To do this |
Use this option |
Specify the input data set |
DATA= |
Create an output data set |
OUT= |
Specify the collating sequence |
|
|
Specify ASCII |
ASCII |
|
Specify EBCDIC |
EBCDIC |
|
Specify Danish |
DANISH |
|
Specify Finnish |
FINNISH |
|
Specify Norwegian |
NORWEGIAN |
|
Specify Swedish |
SWEDISH |
|
Specify a customized sequence |
NATIONAL |
|
Specify any of these collating sequences: ASCII, EBCDIC,
DANISH, FINNISH, ITALIAN, NORWEGIAN, SPANISH, SWEDISH |
SORTSEQ= |
Specify the output order |
|
|
Reverse the order for character variables |
REVERSE |
|
Maintain the order within BY groups |
EQUALS |
|
Allow for variation within BY groups |
NOEQUALS |
Eliminate duplicate observations |
|
|
Delete observations with common BY values |
NODUPKEY |
|
Delete observations that have duplicate values |
NODUPRECS |
Specify the available memory |
SORTSIZE= |
Force redundant sorting |
FORCE |
Reduce temporary disk usage |
TAGSORT |
-
ASCII
- sorts character variables using the ASCII
collating sequence. You need this option only when you sort by ASCII on a
system where EBCDIC is the native collating sequence.
-
DANISH
NORWEGIAN
- sort characters according to the Danish
and Norwegian national standard.
The Danish and Norwegian collating sequence is shown
in
National Collating Sequences of Alphanumeric Characters
.
Operating Environment Information: For
information about operating environment-specific behavior,
see the SAS documentation for your operating environment.
Restriction: |
You can specify
only one collating sequence option in a PROC SORT step. |
-
DATA= SAS-data-set
- identifies the input SAS data set.
-
EBCDIC
- sorts character variables using the EBCDIC
collating sequence. You need this option only when you sort by EBCDIC on a
system where ASCII is the native collating sequence.
-
EQUALS | NOEQUALS
- specifies the order of the observations
in the output data set. For observations with identical BY-variable values,
EQUALS maintains the order from the input data set in the output data set.

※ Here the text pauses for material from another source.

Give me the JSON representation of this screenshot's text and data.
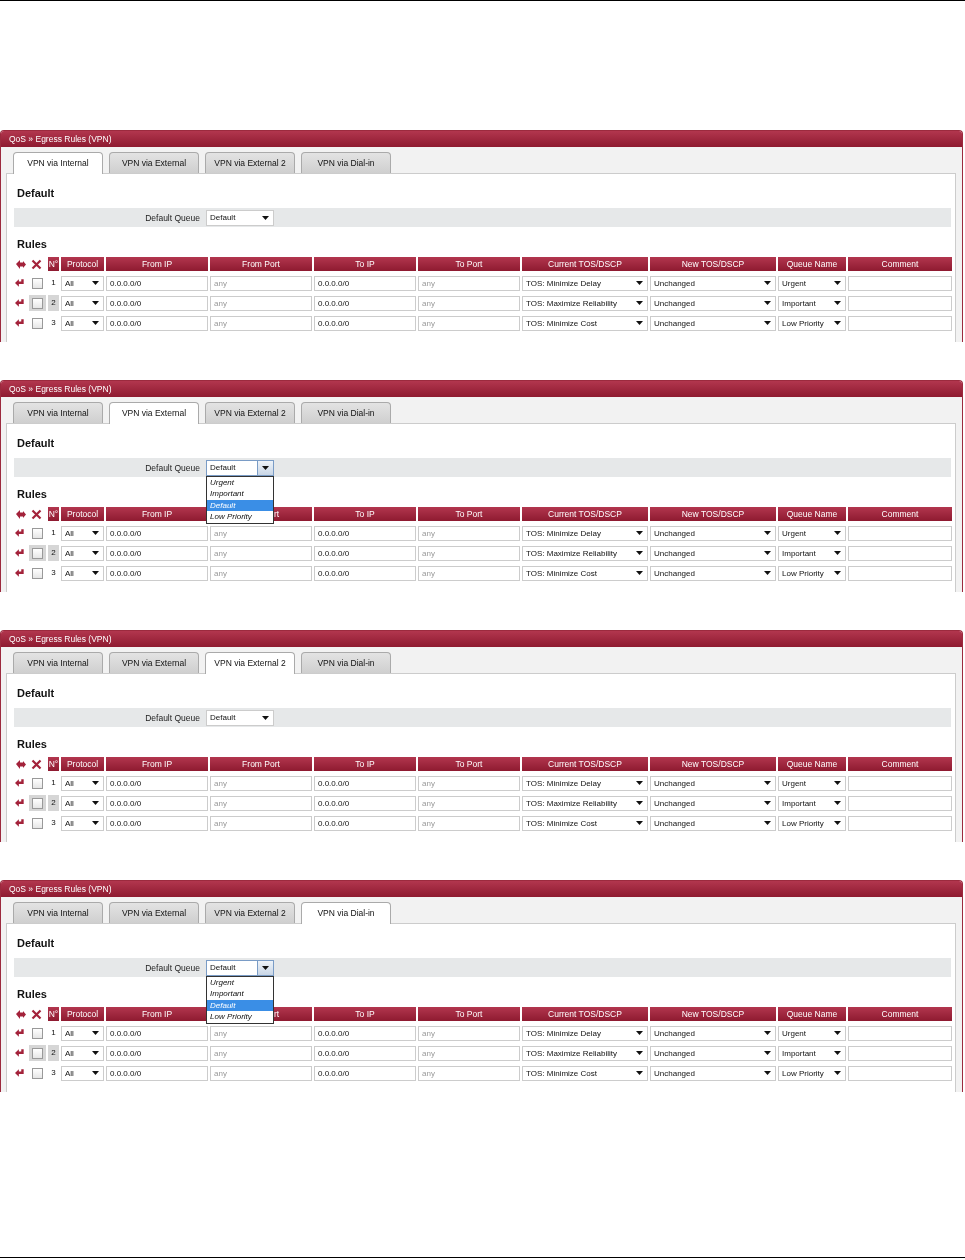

NOEQUALS does not necessarily preserve this order in the output data set.
Default: |
EQUALS |
Interaction: |
When you use NODUPRECS
to remove consecutive duplicate observations in the output data set, the choice
of EQUALS or NOEQUALS can have an effect on which observations are removed. |
Tip: |
Using NOEQUALS can save
CPU time and memory. |
-
FINNISH
SWEDISH
- sort characters according to the Finnish
and Swedish national standard. The Finnish and Swedish collating sequence
is shown in
National Collating Sequences of Alphanumeric Characters
.
Operating Environment Information: For
information about operating environment-specific behavior,
see the SAS documentation for your operating environment.
Restriction: |
You can specify
only one collating sequence option in a PROC SORT step. |
-
FORCE
- sorts and replaces an indexed or subsetted
data set when the OUT= option is not specified. Without the FORCE option,
PROC SORT does not sort and replace an indexed data set because sorting destroys
user-created indexes for the data set. When you specify FORCE, PROC SORT sorts
and replaces the data set and destroys all user-created indexes for the data
set. Indexes that were created or required by integrity constraints are preserved.
Tip: |
Since, by default, PROC
SORT does not sort a data set according to how it is already sorted, you can
use FORCE to override this behavior. This might be necessary if the SAS System
cannot verify the sort specification in the data set option SORTEDBY=. For
information about SORTEDBY=, see the section on SAS system options in SAS Language Reference: Dictionary. |
Restriction: |
You cannot use PROC
SORT with the FORCE option and without the OUT= option on data sets that were
created with the Version 5 compatibility engine or with a sequential engine
such as a tape format engine. |
-
NATIONAL
- sorts character variables using an alternate
collating sequence, as defined by your installation, to reflect a country's
National Use Differences. To use this option, your site must have a customized
national sort sequence defined. Check with the SAS Installation Representative
at your site to determine if a customized national sort sequence is available.
Restriction: |
You can specify
only one collating sequence option in a PROC SORT step. |
-
NODUPKEY
- checks for and eliminates observations with
duplicate BY values. If you specify this option, PROC SORT compares all BY
values for each observation to those for the previous observation written
to the output data set. If an exact match is found, the observation is not
written to the output data set.
Operating Environment Information: If you use the
VMS operating
environment sort, the observation that is written to the output data set is
not always the first observation of the BY group.
-
NODUPRECS
- checks for and eliminates duplicate observations.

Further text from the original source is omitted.